At 10:30 am, we left the pagoda for the Shwethalyaung Reclining Buddha Image. After a 15-minute drive, we got to the Shwethalyaung Reclining Buddha Image. It was situated in a wide precinct on the Shwethalyaung Pagoda Road in Mazin Ward. It was housed in a large pavilion surmounted by a tiered roof. Behind the pavilion were rows of stalls selling foods, fruits, flowers, local products, Myanmar traditional handicrafts, etc. There were full of pilgrims not only in the pavilion housing the reclining Buddha image but also in the stalls. We bought some flowers and donated them to the reclining Buddha image and paid homage to it. This image measures 180 feet in length and 52 feet in height. It is said that it was built by King Migadippange in the 10th century AD and was renovated by King Tissa, King Banyar U, King Rajadhirit, Queen Shin Saw Bu and King Bayintnaung. As we became hungry, we ate lunch greedily at a stall behind the shrine hall.

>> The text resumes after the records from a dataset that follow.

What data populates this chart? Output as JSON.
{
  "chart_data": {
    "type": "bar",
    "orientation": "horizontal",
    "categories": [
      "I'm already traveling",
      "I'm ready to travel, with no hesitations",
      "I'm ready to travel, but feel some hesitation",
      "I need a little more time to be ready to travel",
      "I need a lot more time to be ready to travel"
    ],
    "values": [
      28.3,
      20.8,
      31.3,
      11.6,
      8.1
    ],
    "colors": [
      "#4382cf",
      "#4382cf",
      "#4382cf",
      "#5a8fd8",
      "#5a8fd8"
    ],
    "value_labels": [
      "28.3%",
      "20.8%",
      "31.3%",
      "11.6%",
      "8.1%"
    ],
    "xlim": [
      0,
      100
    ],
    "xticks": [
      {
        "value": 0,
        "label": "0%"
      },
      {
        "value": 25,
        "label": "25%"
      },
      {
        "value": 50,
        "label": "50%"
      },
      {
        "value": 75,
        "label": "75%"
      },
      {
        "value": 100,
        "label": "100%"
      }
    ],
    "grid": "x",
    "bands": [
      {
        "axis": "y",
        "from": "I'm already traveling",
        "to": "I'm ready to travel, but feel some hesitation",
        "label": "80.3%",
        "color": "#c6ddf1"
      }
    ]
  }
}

At about noon, we departed from the Shwethalyaung Reclining Buddha Image. We called in on the Kalyani Ordination Hall located in vast precincts sheltered by large perennial trees on the same road. Some feet to the east of the ordination hall was found a shed which housed the Kalyani Stone Inscriptions, which were very important in the history of Buddhism of Myanmar. We found ten stone slabs on which the religious contributions of King Dhammazedi were engraved in Pali and Mon. It is learnt that when King Dhammazedi succeeded to the throne of Hamsavati in 1472, he was aware that Buddhism was declining in Lower Myanmar, that he, therefore, dispatched some Mon monks to Sri Lanka and had them reordained on the Kalyani river there, that when they arrived back in Myanmar, King Dhammazedi endeavoured to purify and promote the declining teachings of the Buddha with the assistance of the monks who had been reordained in Sri Lanka. Then, King Dhammazedi had all his religious activities recorded on ten stone slabs in 1476, which were later known as the Kalyani Stone Inscriptions. To my relief, these valuable epigraphic documents were kept in good custody by the Department of Archaeology and National Museum. But I think responsible personnel should try to bring more public attention to this priceless cultural heritage.

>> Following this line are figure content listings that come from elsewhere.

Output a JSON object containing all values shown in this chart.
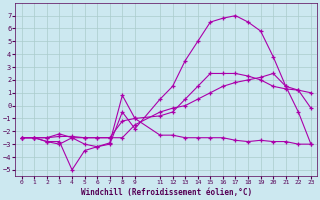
{
  "xlabel": "Windchill (Refroidissement éolien,°C)",
  "background_color": "#cce8f0",
  "grid_color": "#aacccc",
  "line_color": "#aa00aa",
  "ylim": [
    -5.5,
    8.0
  ],
  "xlim": [
    -0.5,
    23.5
  ],
  "y_ticks": [
    -5,
    -4,
    -3,
    -2,
    -1,
    0,
    1,
    2,
    3,
    4,
    5,
    6,
    7
  ],
  "x_ticks": [
    0,
    1,
    2,
    3,
    4,
    5,
    6,
    7,
    8,
    9,
    11,
    12,
    13,
    14,
    15,
    16,
    17,
    18,
    19,
    20,
    21,
    22,
    23
  ],
  "series": [
    [
      0,
      -2.5
    ],
    [
      1,
      -2.5
    ],
    [
      2,
      -2.8
    ],
    [
      3,
      -2.8
    ],
    [
      4,
      -5.0
    ],
    [
      5,
      -3.5
    ],
    [
      6,
      -3.2
    ],
    [
      7,
      -2.9
    ],
    [
      8,
      0.8
    ],
    [
      9,
      -1.0
    ],
    [
      11,
      -2.3
    ],
    [
      12,
      -2.3
    ],
    [
      13,
      -2.5
    ],
    [
      14,
      -2.5
    ],
    [
      15,
      -2.5
    ],
    [
      16,
      -2.5
    ],
    [
      17,
      -2.7
    ],
    [
      18,
      -2.8
    ],
    [
      19,
      -2.7
    ],
    [
      20,
      -2.8
    ],
    [
      21,
      -2.8
    ],
    [
      22,
      -3.0
    ],
    [
      23,
      -3.0
    ]
  ],
  "series2": [
    [
      0,
      -2.5
    ],
    [
      1,
      -2.5
    ],
    [
      2,
      -2.5
    ],
    [
      3,
      -2.4
    ],
    [
      4,
      -2.4
    ],
    [
      5,
      -2.5
    ],
    [
      6,
      -2.5
    ],
    [
      7,
      -2.5
    ],
    [
      8,
      -1.2
    ],
    [
      9,
      -1.0
    ],
    [
      11,
      -0.8
    ],
    [
      12,
      -0.5
    ],
    [
      13,
      0.5
    ],
    [
      14,
      1.5
    ],
    [
      15,
      2.5
    ],
    [
      16,
      2.5
    ],
    [
      17,
      2.5
    ],
    [
      18,
      2.3
    ],
    [
      19,
      2.0
    ],
    [
      20,
      1.5
    ],
    [
      21,
      1.3
    ],
    [
      22,
      1.2
    ],
    [
      23,
      1.0
    ]
  ],
  "series3": [
    [
      0,
      -2.5
    ],
    [
      1,
      -2.5
    ],
    [
      2,
      -2.5
    ],
    [
      3,
      -2.2
    ],
    [
      4,
      -2.5
    ],
    [
      5,
      -3.0
    ],
    [
      6,
      -3.2
    ],
    [
      7,
      -3.0
    ],
    [
      8,
      -0.5
    ],
    [
      9,
      -1.8
    ],
    [
      11,
      0.5
    ],
    [
      12,
      1.5
    ],
    [
      13,
      3.5
    ],
    [
      14,
      5.0
    ],
    [
      15,
      6.5
    ],
    [
      16,
      6.8
    ],
    [
      17,
      7.0
    ],
    [
      18,
      6.5
    ],
    [
      19,
      5.8
    ],
    [
      20,
      3.8
    ],
    [
      21,
      1.5
    ],
    [
      22,
      1.2
    ],
    [
      23,
      -0.2
    ]
  ],
  "series4": [
    [
      0,
      -2.5
    ],
    [
      1,
      -2.5
    ],
    [
      2,
      -2.8
    ],
    [
      3,
      -3.0
    ],
    [
      4,
      -2.5
    ],
    [
      5,
      -2.5
    ],
    [
      6,
      -2.5
    ],
    [
      7,
      -2.5
    ],
    [
      8,
      -2.5
    ],
    [
      9,
      -1.5
    ],
    [
      11,
      -0.5
    ],
    [
      12,
      -0.2
    ],
    [
      13,
      0.0
    ],
    [
      14,
      0.5
    ],
    [
      15,
      1.0
    ],
    [
      16,
      1.5
    ],
    [
      17,
      1.8
    ],
    [
      18,
      2.0
    ],
    [
      19,
      2.2
    ],
    [
      20,
      2.5
    ],
    [
      21,
      1.5
    ],
    [
      22,
      -0.5
    ],
    [
      23,
      -3.0
    ]
  ]
}
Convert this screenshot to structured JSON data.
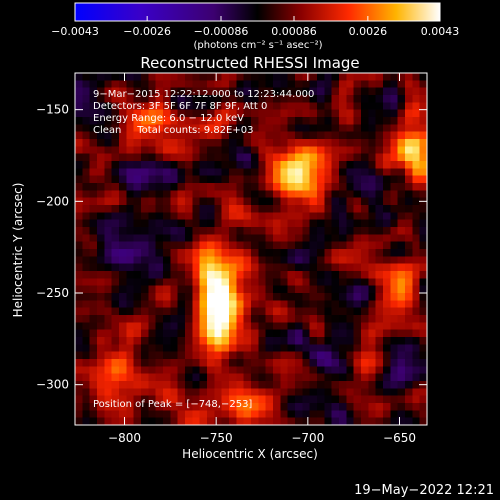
{
  "chart_data": {
    "type": "heatmap",
    "title": "Reconstructed RHESSI Image",
    "xlabel": "Heliocentric X (arcsec)",
    "ylabel": "Heliocentric Y (arcsec)",
    "xlim": [
      -827,
      -635
    ],
    "ylim": [
      -322,
      -130
    ],
    "x_ticks": [
      -800,
      -750,
      -700,
      -650
    ],
    "x_tick_labels": [
      "−800",
      "−750",
      "−700",
      "−650"
    ],
    "y_ticks": [
      -150,
      -200,
      -250,
      -300
    ],
    "y_tick_labels": [
      "−150",
      "−200",
      "−250",
      "−300"
    ],
    "colorbar": {
      "range": [
        -0.0043,
        0.0043
      ],
      "ticks": [
        -0.0043,
        -0.0026,
        -0.00086,
        0.00086,
        0.0026,
        0.0043
      ],
      "tick_labels": [
        "−0.0043",
        "−0.0026",
        "−0.00086",
        "0.00086",
        "0.0026",
        "0.0043"
      ],
      "unit_label": "(photons cm⁻² s⁻¹ asec⁻²)"
    },
    "sources": [
      {
        "x": -706,
        "y": -185,
        "sx": 10,
        "sy": 9,
        "amp": 1.0
      },
      {
        "x": -748,
        "y": -253,
        "sx": 9,
        "sy": 20,
        "amp": 1.05
      },
      {
        "x": -733,
        "y": -312,
        "sx": 8,
        "sy": 8,
        "amp": 0.55
      },
      {
        "x": -641,
        "y": -170,
        "sx": 7,
        "sy": 18,
        "amp": 0.55
      },
      {
        "x": -650,
        "y": -245,
        "sx": 9,
        "sy": 12,
        "amp": 0.5
      },
      {
        "x": -808,
        "y": -300,
        "sx": 10,
        "sy": 14,
        "amp": 0.4
      },
      {
        "x": -790,
        "y": -160,
        "sx": 14,
        "sy": 10,
        "amp": 0.35
      }
    ],
    "annotations": [
      "9−Mar−2015 12:22:12.000 to 12:23:44.000",
      "Detectors: 3F 5F 6F 7F 8F 9F, Att 0",
      "Energy Range: 6.0 − 12.0 keV",
      "Clean     Total counts: 9.82E+03"
    ],
    "peak_label": "Position of Peak = [−748,−253]",
    "timestamp": "19−May−2022 12:21"
  }
}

Although we wanted to visit some more historical buildings and sites like the Kambojasadi Palace built by King Bayintnaung in 1553, the Hamsa Hill Pagoda, which was built to mark the perching of Hamsas (Brahminy ducks), the Mahazedi, a merit of King Bayintnaung, etc., we felt so tired due to the intense heat of the mid-day summery sun. So, we gave up our cherished desire of ransacking this ancient town for more ancient sites and buildings connected with legends and history and left Bago at 2 pm. But, to me, it was a worthwhile trip, for I got some knowledge on the history and Buddhism of Bago and was relaxed by the enchanting beauty on the way.